Delf always felt a calling to religious life. “At 13, I felt that God was calling me to something,” she said. “I sought out religious life but ended up getting married and having children, but it’s never gone away, that call."

It’s a unique and interesting challenge presented to members of the order: to incorporate strongly the Gospel and the spirit of St. Francis into their daily lives while still operating in a non-religious, secular environment.

Delf said it can be hard to find the right balance between keeping their daily promises to their faith while still living a normal, secular lifestyle: “I’m still learning to find time to read the Gospel (and) be in the office. I really have to schedule (prayer), and it’s hard.” 

Delf, 59, teaches religious education at Notre Dame-Bishop Gibbons School in Schenectady. Compared to her previous work in the private sector, it’s easier to bring God to work, but still a struggle to bring to fruition.

“I say, how can I bring God to work today and be open to him in my life?” she said. “How can I be God for these children and these people in my life?”
Father Tyson noted that because members are secular, not religious, nobody should kick themselves for having to put family, work or daily challenges first.

“When you put God first, that means that God is there,” he said. “God is a priority, but he may not be the priority. You still have to take care of your family.”

The priest added that Secular Franciscans are living out the spirit of St. Francis. “You don’t take vows or give up having a family, but it means you’re good in your faith, you’re charitable and you’re loving to people,” he said.

Similarly, the vows taken by the Franciscan friars, such as chastity, obedience and poverty, can be carried out “in spirit” by Secular Franciscans.
“The spirit of poverty doesn’t mean that you go hungry,” Father Tyson said. “You support charities or your church.”

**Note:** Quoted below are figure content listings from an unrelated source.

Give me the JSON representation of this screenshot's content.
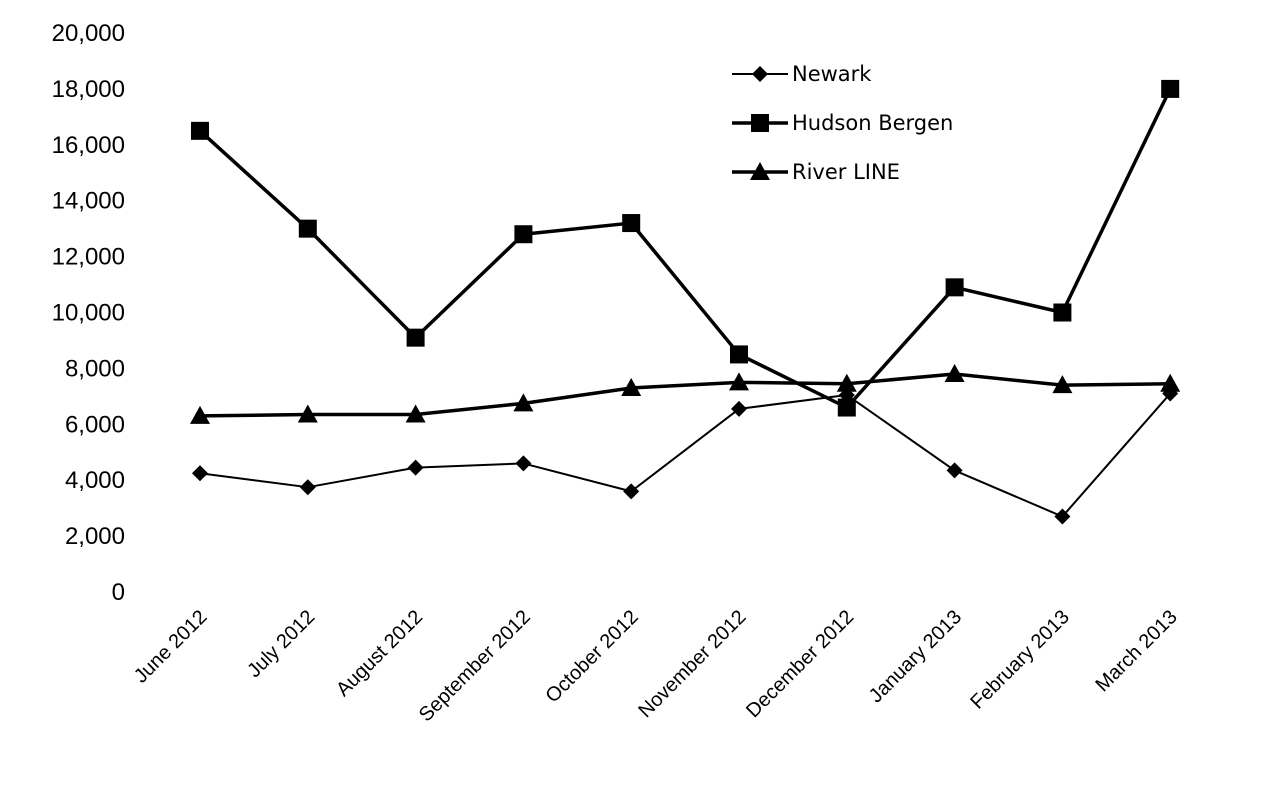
{
  "chart_data": {
    "type": "line",
    "title": "",
    "xlabel": "",
    "ylabel": "",
    "categories": [
      "June 2012",
      "July 2012",
      "August 2012",
      "September 2012",
      "October 2012",
      "November 2012",
      "December 2012",
      "January 2013",
      "February 2013",
      "March 2013"
    ],
    "ylim": [
      0,
      20000
    ],
    "yticks": [
      0,
      2000,
      4000,
      6000,
      8000,
      10000,
      12000,
      14000,
      16000,
      18000,
      20000
    ],
    "ytick_labels": [
      "0",
      "2,000",
      "4,000",
      "6,000",
      "8,000",
      "10,000",
      "12,000",
      "14,000",
      "16,000",
      "18,000",
      "20,000"
    ],
    "grid": false,
    "legend_position": "top-right",
    "series": [
      {
        "name": "Newark",
        "marker": "diamond",
        "line_width": "thin",
        "color": "#000000",
        "values": [
          4250,
          3750,
          4450,
          4600,
          3600,
          6550,
          7050,
          4350,
          2700,
          7100
        ]
      },
      {
        "name": "Hudson Bergen",
        "marker": "square",
        "line_width": "thick",
        "color": "#000000",
        "values": [
          16500,
          13000,
          9100,
          12800,
          13200,
          8500,
          6600,
          10900,
          10000,
          18000
        ]
      },
      {
        "name": "River LINE",
        "marker": "triangle",
        "line_width": "thick",
        "color": "#000000",
        "values": [
          6300,
          6350,
          6350,
          6750,
          7300,
          7500,
          7450,
          7800,
          7400,
          7450
        ]
      }
    ]
  }
}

Ferlazzo often donates to Catholic Charities or rescue missions. For her, carrying out the spirit of poverty means being able to share the things you have.

“You still can have things like a nice house, but you can’t love them so much that you can’t share them,” she said. “You should be giving away items in your house that you don’t want to keep using, you share that by donating them. … You don’t have to live simply, but you have to be aware of other people’s needs and reach out to them.”

At times, being humble, patient and thoughtful of others can be difficult, especially in moments of irritation, like dealing with traffic or unruly kids. Delf said that her “faith doesn’t save me from those uncomfortable situations, but it calls me to put God in that situation and not rely on just myself.” Having the responsibility of carrying out the Rule of St. Francis “changed my perspective in many different ways,” she said, “because I have to be an example of Christ.”

As a primary-care doctor with his own private practice in Albany, John Potenciano hopes to bring more of Christ’s love and understanding to his workplace: “We all know health care has become a business, but I want to come up with a health care that is about compassionate care,” he said. “One that really listens to the patient, one that is able to make (the patient) feel that they are being valued as a person.”

His efforts to go above and beyond have earned him the nickname “Father John” by some patients. Other patients have called him “a godsend.”

“Some nurses say, ‘Why do you spend time talking to that patient, you know they have dementia?’ But in my case that person is a person,” he explained. “And when I see that smile on the patient’s face, for me, that’s my reward. To see them smile back to me.”

For many members, having the Secular Franciscan community added a level of support and friendship in their faith they couldn’t find on their own. Delf said, “it was harder” to live out her faith before joining the Secular Franciscans. “Without a community, I was by myself. It was hard to be alone.”

“(OFS) is when you want a deeper relationship than you feel you’re getting from going to church on Sunday,” Ferlazzo said, “because you live it every day.”